Sunday, April 26, 2009

Politico and the Republican Closet

I went to the Outrage premiere on Friday at the Tribeca Film Festival, and though I'd seen the film two days before at a press screening, it still packed a lot of punch. Very potent and effective, names a lot of names -- I'd actually not blogged about it until now, though I spoke with director Kirby Dick on the show on Thursday -- and I think it has great potential to shake things up. The analysis of the closet and its devastation is what's more important than the names -- many of which you know from the show and from the blogs, though now with more vivid sourcing, i.e., on Charlie Crist -- and that analysis is superb. (And hey, in full disclosure I should say the film opens with sentences flashing across the screen that are adapted from the opening of my book Queer in America, which the filmmakers used as a major resource re: the closet during filming.)
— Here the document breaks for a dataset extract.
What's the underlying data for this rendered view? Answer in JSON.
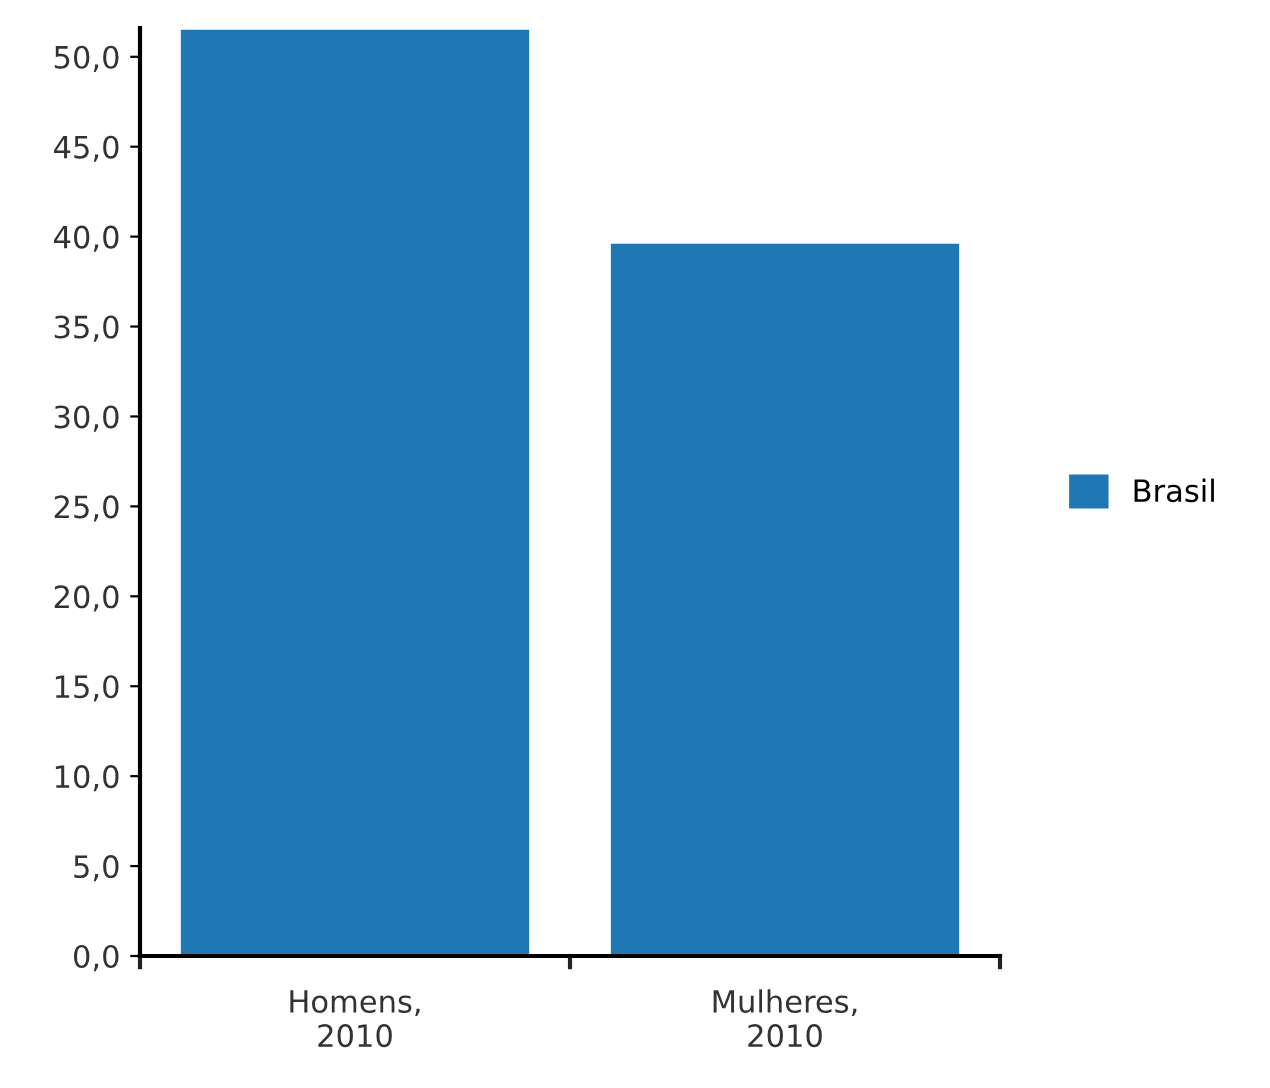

But something I wanted to clarify: I twittered about this story from Politico.com on Friday, just commenting that things were percolating about the film and and not taking note -- blinded, I suppose, to something so obvious -- of the slant of the story, with the headline touting an "ex-Clinton aide" as backing the film. In retrospect, it's both galling and quite revealing that Politico and its writer don't name any of the closeted gay Republican politicians discussed in the film, nor explain much about them and their motivations, but managed to find an angle that involves a former Clinton aide having "backed" the film. I was interviewed by writer Daniel Libit twice on the phone and I guess I had expected he'd discuss the names in the film. Considering Politico is a mouthpiece for the Republican Party, however, it's not surprising that he didn't, and I really don't know how I let that go by, except to say that I was glad to see the film making some waves already.

Honestly, having talked with director Kirby Dick from the outset of the project and having been interviewed by him various times and knowing his vision of exposing the closet and the horrors it does to gay people, it's both ludicrous and insulting to suggest that this film is some sort of politically-motivated hit job by Democrats against Republicans. It's not at all a stretch, however, to say that the article in Politico is a politically-motivated hit job meant to protect the Republican closet. Let's hope the film just blows that wide open.